How many times in life have you felt that something wasn’t exactly as you hoped or expected it to be and so you felt inclined to say: “I am sorry, I’ve changed my mind”? Most of us have experienced reluctance to assert this, so instead decided to stick to the original idea as it felt more familiar and hence more comfortable. But did it really feel more comfortable in the long run?
Is sticking to the ‘old’ a matter of character
One of the reasons we tend to feel awkward at the thought of backing off from our initial plans and commitments can be a belief that it means not showing enough persistence. Not changing our mind so easily is considered to be a matter of character, something people can think very highly of. As much as this is true in some cases, this same way of thinking can extend to many other aspects of our life that could really do with a change.
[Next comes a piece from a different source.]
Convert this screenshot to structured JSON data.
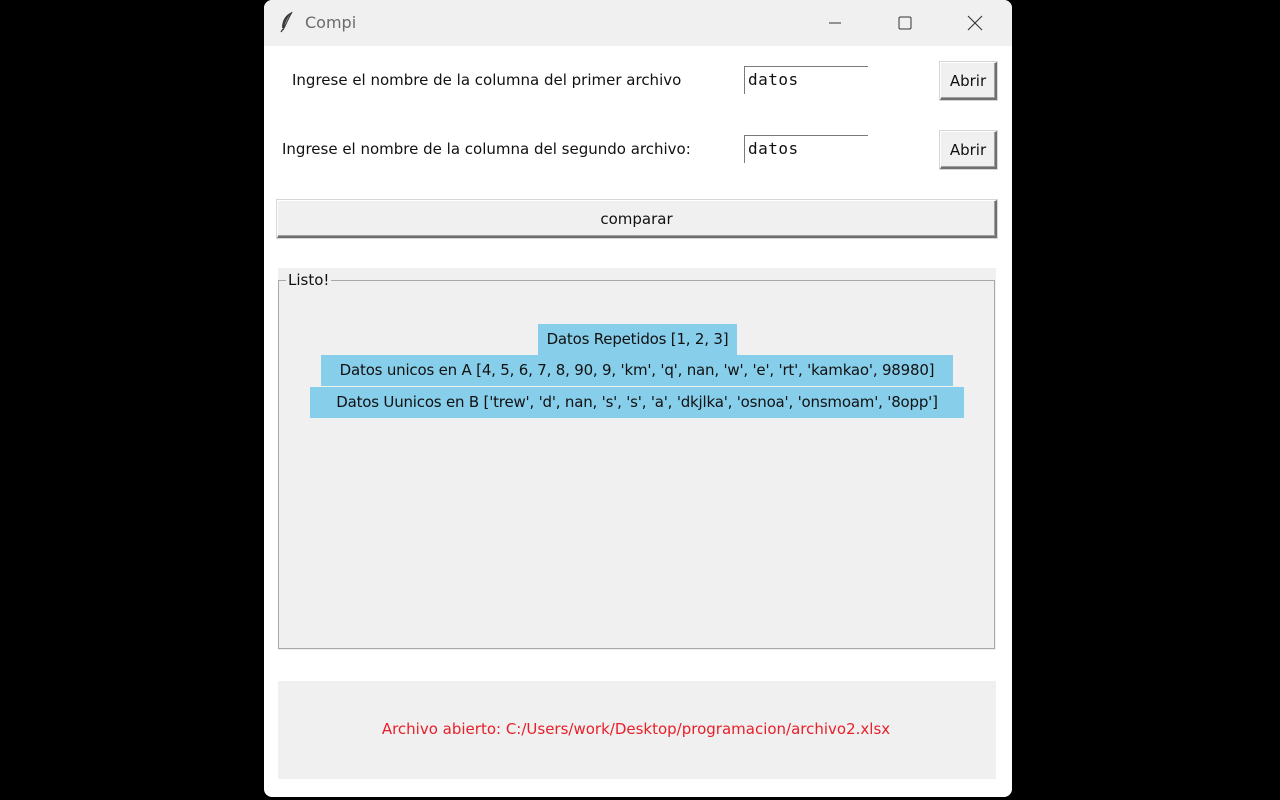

We are the beings of evolution
Often behavior that has been repeated over and over again throughout our life becomes an established way of doing things, but this is not always beneficial. Sometimes we forget that we are the beings of evolution that learn throughout our whole life. Hence, at some point in life, we may struggle with some premises we accepted at an earlier age because they are so different from what life is actually asking from us – and that is change! We pick up certain habits without actually being aware of it until we realise they are negatively impacting our health, relationships or general well-being. We may feel compelled to stick to what we have learnt and feel uncomfortable at the idea of changing our mind. Most of us have at some point heard – “If you change your mind you can change your life”, but still, we are reluctant to do so.
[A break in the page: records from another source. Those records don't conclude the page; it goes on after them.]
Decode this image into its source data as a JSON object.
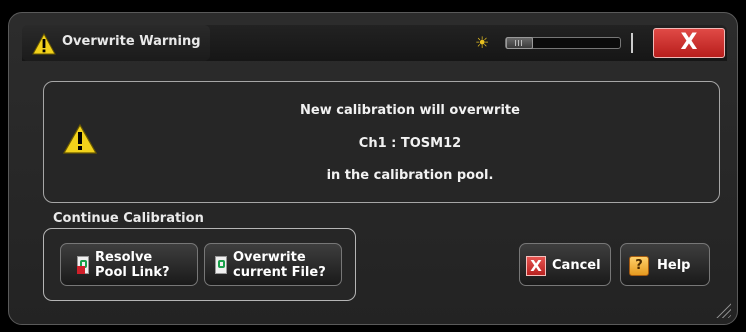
{
  "window": {
    "title": "Overwrite Warning",
    "title_icon": "warning-icon",
    "close_label": "X"
  },
  "controls": {
    "brightness_icon": "sun-icon",
    "brightness_slider": "brightness-slider"
  },
  "message": {
    "icon": "warning-icon",
    "line1": "New calibration will overwrite",
    "line2": "Ch1 : TOSM12",
    "line3": "in the calibration pool."
  },
  "continue_section": {
    "label": "Continue Calibration",
    "resolve_line1": "Resolve",
    "resolve_line2": "Pool Link?",
    "overwrite_line1": "Overwrite",
    "overwrite_line2": "current File?"
  },
  "buttons": {
    "cancel_label": "Cancel",
    "cancel_icon_glyph": "X",
    "help_label": "Help",
    "help_icon_glyph": "?"
  },
  "colors": {
    "accent_red": "#c8302c",
    "warning_yellow": "#f2d21b"
  }
}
Reluctance explained by science
Science can provide an explanation – we do not like change even if we know it is for our benefit! Everything that deviates from our established ways of doing things causes a certain level of resistance, and requires a lot more conscious engagement. It is common to feel overwhelmed at the thought of exploring the unknown and stepping away from our safety net. Would it help if I tell you that this is a natural response, caused by our brain trying to keep us safe. The unfamiliar or the unknown is something that our brain doesn’t have an established pattern for, so it may be prompting us to stay within the safety zone or firing off safety alarms when it’s faced with change.
How does it really feel?
The questions is – how safe and advantageous is sticking to established behaviour over and over again? How does it really feel? Sometimes we may come up with different answers when explaining to ourselves why we do things the way we do and why we persist in not changing our mind. The answer is very simple – it feels good. Or it doesn’t. The fact is that we have known the answer right from the start. Some may call it gut feeling, intuition or the all-knowing subconscious. It was there even before it reached our conscious awareness, before the point when we start interpreting events as we find suitable. You may now wonder why do we do this? Why do we endeavour so hard to sustain the old, sometimes even at the cost of losing touch with how we actually feel? Is it again our self-preservation at work?